Furthermore, a very important characteristic of TES/CTE’s core clinical features is the progressive course of the symptoms. In this context, the positive diagnostic criterion requires that the symptoms lasted for at least one year in the absence of continued exposure to repetitive head impacts, while the progression should be supported by serial standardized tests or by a clear history suggestive of change in functioning over time.

3.4. Symptoms Should Not Be Fully Accounted for by Other Disorders

Although comorbid diagnoses of mood or anxiety disorders, substance abuse, or PTSD can be present and do not exclude the diagnosis of TES/CTE, the absence of any other physical or mental condition that could explain the symptoms is mandatory. The differential diagnosis includes a long list of neurodegenerative conditions, infectious diseases, vitamin deficiency syndromes, psychiatric conditions, and physical conditions.
Vitamin B12 deficiency could lead to sensory and cognitive symptoms, mood disturbance, and motor symptoms, and it is one of the reversible causes of dementia [25].
Alzheimer’s disease (AD) should also be considered, especially in patients with executive or memory impairments. AD patients show hippocampal atrophy during brain MRI evaluation, also described in TES/CTE [26]. The difference, however, is made by the history of exposure to repetitive head injuries, the age of symptom onset, the presence of subcortical symptoms, and other manifestations rarely seen in AD.
Typical cerebrospinal fluid (CSF) changes can also help in difficult cases. Neurosyphilis, known as the great imitator, is also a disease that manifests with motor, cognitive, and behavioural symptoms. However, neurosyphilis can be ruled out by blood and CSF tests [27].
Frontotemporal lobar degeneration (FTLD) is a neuropathological condition characterized by symptoms emerging in the presenium, including personality and behavioural changes, and neuropsychological deficits associated with executive dysfunction. Lack of exposure to repetitive head impacts, brain MRI imaging, and thorough consideration of the diagnostic criteria for FTLD could help in the differential diagnosis [28].
Multiple system atrophy and corticobasal degeneration are also pathologies manifesting symptoms resembling TES/CTE. In this way, cerebellar symptoms, dysautonomia, and extrapyramidal symptoms, alongside neuroimaging evaluation, as well as lack of exposure to repetitive head impacts and the age of symptom onset, could help in the differential diagnosis [29].
It is important to emphasize that the differential diagnosis of the above neurodegenerative conditions could be difficult.

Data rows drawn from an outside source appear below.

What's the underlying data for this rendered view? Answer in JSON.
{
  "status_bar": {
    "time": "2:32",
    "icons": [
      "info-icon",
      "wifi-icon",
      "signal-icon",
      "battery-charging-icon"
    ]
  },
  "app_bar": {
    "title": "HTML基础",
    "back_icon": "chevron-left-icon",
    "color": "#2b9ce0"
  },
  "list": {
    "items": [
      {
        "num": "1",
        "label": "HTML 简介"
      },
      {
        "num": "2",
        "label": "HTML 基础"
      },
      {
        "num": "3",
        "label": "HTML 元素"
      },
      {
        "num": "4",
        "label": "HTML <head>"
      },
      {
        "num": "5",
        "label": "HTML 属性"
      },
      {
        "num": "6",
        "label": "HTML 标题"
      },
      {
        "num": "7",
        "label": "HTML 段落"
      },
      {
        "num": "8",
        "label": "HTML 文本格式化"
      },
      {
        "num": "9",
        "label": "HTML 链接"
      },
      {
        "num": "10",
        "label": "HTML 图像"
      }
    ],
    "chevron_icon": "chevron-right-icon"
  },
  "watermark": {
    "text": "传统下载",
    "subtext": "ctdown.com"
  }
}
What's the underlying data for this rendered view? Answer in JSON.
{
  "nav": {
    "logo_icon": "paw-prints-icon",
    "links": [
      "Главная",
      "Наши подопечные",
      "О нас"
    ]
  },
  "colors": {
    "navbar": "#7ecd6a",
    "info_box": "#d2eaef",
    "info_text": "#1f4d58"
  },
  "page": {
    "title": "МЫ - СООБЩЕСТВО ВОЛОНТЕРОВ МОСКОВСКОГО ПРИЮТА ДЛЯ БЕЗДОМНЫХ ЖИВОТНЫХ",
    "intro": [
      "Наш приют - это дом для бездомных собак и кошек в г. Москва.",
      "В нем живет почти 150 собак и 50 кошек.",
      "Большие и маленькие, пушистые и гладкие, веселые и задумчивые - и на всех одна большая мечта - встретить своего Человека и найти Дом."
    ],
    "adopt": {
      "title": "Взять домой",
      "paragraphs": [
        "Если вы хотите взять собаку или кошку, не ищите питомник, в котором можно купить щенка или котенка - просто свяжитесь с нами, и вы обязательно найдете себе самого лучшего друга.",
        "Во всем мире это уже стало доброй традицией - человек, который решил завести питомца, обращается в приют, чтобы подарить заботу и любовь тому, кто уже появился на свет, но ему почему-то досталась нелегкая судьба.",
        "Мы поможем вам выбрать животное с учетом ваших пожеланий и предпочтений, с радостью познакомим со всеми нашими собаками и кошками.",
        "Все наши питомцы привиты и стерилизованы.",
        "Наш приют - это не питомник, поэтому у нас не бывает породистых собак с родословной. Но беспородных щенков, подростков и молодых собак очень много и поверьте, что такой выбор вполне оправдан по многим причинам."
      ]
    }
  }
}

Furthermore, exposure to repetitive head impacts, or the history of moderate or severe brain injury, was found to increase the risk of neurodegenerative conditions as well.
Psychiatric conditions including depression, bipolar disorder, and schizophrenia should also be excluded with the help of a psychiatry expert. Systematic conditions, metabolic disorders, and autoimmune conditions that can affect brain functions also require careful consideration and should be included in the differential diagnosis of TES/CTE.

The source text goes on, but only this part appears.